Certain variable costs (such as fuel costs), by contrast, will be less of a problem for airlines, due to both flight numbers being much reduced and the price of aviation fuel recently falling. But airlines will also need to consider how to cap their liabilities to maintenance providers (MROs), catering companies and the myriad other businesses which depend on the aviation industry. Typically, airlines will have long-term contracts with such other businesses, often at reduced rates because of the airlines’ leverage. How best can airlines mitigate their liabilities to those companies? Early and careful review of all those contracts, including any force majeure clauses which might cover pandemics, might well assist airlines wishing to reassure investors or lenders of their financial resilience in the face of COVID-19.
Longer term opportunities
COVID-19 will pass. After extensive bankruptcies of weaker airlines, surviving airlines might well benefit from a rosier post-COVID landscape with reduced airlines in competition. But what lessons might those surviving airlines take from COVID-19?

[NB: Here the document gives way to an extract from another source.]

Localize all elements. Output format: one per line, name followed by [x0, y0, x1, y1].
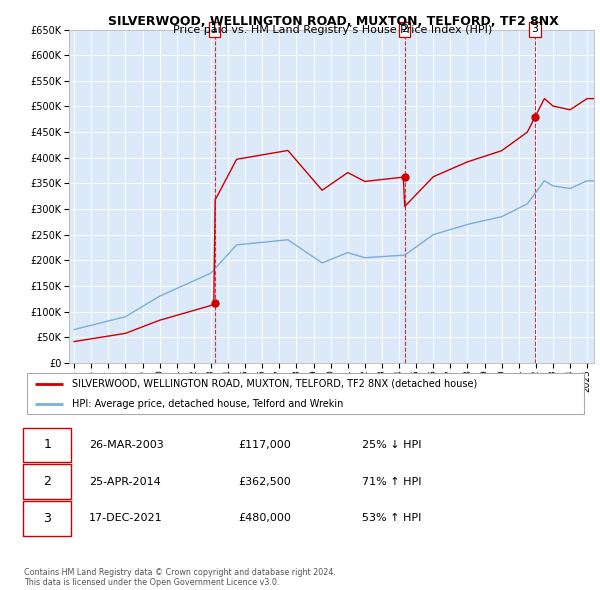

This is the first pandemic to cause global economic disruption on anything like this scale. It is certainly possible to draft future force majeure clauses so as include a pandemic (defined as one declared by the WHO). In many fields (not just aviation), there is scope for force majeure clauses to be introduced into in future contracts so as to include pandemics. As regards airlines, they should negotiate into future contracts some mechanism for relief from financial liabilities in the event of future pandemics and other such events (e.g. another 9/11). Surprisingly, even large airlines typically don’t seem to use to maximum effect their considerable leverage when negotiating major contracts with aircraft or engine manufacturers or lessors. COVID-19 should be a wake-up call to them to do so.
Tough contractual bargaining aside, other lessons for the future will surely be able to be learned from the COVID-19 debacle, once the dust has settled. The key point for airlines is perhaps this: once COVID-19 has passed, airlines should not just breathe a sigh of relief and focus on rebuilding their balance sheets on the basis of “business as usual”. The world has changed. “Business as usual” is no longer adequate in whatever will be the post-COVID-19 landscape.